Thursday, January 16, 2014

The Fourth Bride – review

Author: Carole Gill

First Published: 2013

contains spoilers

The Blurb: After the tragic and sudden death of her groom, Dia, cursed by Dracula as a babe, is taken to his castle. Once there, she is seduced and turned by the count, and she becomes his fourth bride. The other brides are to be her sisters, and they are all to love and feed upon one another. As her master says: "The joy is in the blood...the passion is in the blood...endless life is in the blood...!"

And so she finds it is.

Dia's tale is full of erotic sex and graphic violence. It is a tale of love and lust but mostly of blood, for the blood is everything.

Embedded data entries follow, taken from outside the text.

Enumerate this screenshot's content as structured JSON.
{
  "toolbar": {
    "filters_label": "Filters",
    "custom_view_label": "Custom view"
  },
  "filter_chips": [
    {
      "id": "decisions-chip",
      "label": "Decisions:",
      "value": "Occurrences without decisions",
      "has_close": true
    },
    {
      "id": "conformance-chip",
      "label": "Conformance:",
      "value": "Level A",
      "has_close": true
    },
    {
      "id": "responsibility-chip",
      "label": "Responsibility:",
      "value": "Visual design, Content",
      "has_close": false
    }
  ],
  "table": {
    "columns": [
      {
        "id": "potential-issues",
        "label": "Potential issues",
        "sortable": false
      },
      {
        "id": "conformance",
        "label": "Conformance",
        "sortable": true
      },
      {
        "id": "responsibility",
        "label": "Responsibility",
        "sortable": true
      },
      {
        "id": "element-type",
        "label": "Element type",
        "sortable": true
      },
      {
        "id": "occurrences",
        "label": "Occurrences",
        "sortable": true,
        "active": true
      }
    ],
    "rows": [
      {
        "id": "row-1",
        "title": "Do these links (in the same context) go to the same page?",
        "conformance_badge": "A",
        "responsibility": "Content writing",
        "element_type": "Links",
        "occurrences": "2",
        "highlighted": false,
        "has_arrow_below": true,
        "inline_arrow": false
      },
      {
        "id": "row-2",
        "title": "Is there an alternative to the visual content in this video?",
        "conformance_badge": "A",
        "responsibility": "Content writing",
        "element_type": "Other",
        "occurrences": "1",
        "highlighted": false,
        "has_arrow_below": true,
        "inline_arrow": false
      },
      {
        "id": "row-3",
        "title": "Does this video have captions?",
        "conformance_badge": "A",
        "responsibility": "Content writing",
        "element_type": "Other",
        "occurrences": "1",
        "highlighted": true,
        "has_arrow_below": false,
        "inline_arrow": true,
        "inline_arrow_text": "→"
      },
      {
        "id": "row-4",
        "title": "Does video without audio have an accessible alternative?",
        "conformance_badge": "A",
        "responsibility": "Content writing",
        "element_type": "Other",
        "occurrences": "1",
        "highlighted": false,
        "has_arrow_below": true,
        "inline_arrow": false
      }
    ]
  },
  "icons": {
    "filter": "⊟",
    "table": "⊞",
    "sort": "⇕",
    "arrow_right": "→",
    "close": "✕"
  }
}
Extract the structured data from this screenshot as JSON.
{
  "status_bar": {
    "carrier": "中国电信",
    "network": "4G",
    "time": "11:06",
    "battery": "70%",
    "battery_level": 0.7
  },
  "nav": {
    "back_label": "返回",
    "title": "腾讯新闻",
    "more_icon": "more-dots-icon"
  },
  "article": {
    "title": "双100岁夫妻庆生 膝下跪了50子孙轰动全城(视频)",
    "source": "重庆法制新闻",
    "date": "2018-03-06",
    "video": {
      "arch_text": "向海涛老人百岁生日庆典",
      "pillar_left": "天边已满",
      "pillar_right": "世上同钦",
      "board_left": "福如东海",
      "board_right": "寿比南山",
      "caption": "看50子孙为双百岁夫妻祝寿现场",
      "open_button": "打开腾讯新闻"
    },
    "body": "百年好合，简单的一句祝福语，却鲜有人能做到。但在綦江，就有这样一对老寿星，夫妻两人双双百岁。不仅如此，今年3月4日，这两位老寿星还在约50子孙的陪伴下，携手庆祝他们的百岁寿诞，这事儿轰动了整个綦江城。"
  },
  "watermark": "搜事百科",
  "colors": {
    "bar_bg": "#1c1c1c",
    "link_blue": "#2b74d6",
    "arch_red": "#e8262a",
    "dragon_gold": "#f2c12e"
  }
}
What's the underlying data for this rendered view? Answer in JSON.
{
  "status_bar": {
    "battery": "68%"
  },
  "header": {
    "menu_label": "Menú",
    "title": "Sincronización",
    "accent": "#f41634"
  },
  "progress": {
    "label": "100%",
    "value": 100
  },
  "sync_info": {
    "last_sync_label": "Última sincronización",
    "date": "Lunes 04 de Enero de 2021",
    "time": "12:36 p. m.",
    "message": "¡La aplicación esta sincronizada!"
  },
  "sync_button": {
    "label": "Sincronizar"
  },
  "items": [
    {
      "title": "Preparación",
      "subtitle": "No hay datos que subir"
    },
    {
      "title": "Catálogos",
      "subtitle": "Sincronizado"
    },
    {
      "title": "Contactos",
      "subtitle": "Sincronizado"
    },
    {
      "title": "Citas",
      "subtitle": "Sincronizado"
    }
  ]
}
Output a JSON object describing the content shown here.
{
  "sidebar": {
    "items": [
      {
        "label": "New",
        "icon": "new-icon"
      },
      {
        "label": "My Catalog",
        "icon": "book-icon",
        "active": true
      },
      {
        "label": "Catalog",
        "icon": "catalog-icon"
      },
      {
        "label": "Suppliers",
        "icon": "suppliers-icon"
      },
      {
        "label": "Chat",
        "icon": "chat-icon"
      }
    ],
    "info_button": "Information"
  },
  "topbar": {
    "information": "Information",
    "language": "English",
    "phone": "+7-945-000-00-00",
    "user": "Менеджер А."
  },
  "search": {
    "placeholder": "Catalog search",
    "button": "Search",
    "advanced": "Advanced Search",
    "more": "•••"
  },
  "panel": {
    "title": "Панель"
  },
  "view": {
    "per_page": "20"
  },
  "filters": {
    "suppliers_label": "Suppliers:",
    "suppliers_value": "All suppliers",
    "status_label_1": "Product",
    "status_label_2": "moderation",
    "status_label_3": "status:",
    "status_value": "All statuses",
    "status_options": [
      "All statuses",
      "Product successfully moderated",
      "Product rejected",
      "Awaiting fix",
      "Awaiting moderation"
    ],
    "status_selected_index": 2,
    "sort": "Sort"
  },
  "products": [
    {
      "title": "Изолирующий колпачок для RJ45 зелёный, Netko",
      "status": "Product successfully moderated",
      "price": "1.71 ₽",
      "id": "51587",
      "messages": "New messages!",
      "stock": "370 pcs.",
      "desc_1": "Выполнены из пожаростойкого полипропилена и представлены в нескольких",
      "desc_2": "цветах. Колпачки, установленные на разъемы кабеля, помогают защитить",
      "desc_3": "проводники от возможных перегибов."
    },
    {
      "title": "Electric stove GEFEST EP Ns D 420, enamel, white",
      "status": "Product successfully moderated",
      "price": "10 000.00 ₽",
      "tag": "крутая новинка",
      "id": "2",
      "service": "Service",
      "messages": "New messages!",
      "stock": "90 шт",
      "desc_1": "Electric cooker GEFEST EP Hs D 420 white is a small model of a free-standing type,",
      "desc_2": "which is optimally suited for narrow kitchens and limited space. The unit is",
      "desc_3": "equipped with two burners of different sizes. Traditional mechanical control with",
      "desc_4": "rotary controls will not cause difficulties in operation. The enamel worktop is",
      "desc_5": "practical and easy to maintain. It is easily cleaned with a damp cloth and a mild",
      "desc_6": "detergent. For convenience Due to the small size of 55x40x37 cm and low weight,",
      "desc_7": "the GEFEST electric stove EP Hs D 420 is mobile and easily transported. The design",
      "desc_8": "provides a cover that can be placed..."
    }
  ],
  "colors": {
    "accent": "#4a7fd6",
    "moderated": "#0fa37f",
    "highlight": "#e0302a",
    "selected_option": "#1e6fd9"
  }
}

The review: When I read Carole Gill’s The House on Blackstone Moor I was taken with the fact that she wrote a very gothic prose but merged it with a nastiness aimed at her primary character that was reminiscent of Clive Barker.

This is the fourth book of the series, but whilst it uses the characters of Louis and Rose as a jumping off point the book itself concentrates on a new character, Dia, a young woman cursed from birth to be the fourth bride of Dracula. It is a brave move, certainly, tying her series into that of Stoker’s masterpiece and, in many respects, it is a natural fit as Carole Gill has always had Satan as the source of vampirism and has tied in Dracula’s education at the Scholomance with another mainstay character Eco.

If I had a criticism, however, it is this. The author writes a fantastic victim and this worked so very well in the first book – when the primary character was human. With the primary character being a vampire I was less comfortable with the “female victim”. It was ok when she was under the thrall of Dracula (or another powerful vampire) but I was less comfortable with the vampire being the victim of human men too. There was an in-built layer of misogyny and I would like to see the author write a strong female lead, one who isn’t the victim and doesn’t need rescuing by a man (vampire or human). That is, perhaps, for another book.

That criticism aside (and I hope it is taken as constructive) this was more rounded as a book than the third volume and took an interesting route by attaching itself to the Dracula mythos. 7 out of 10. Note the review was based on a complimentary copy provided in exchange for an honest review.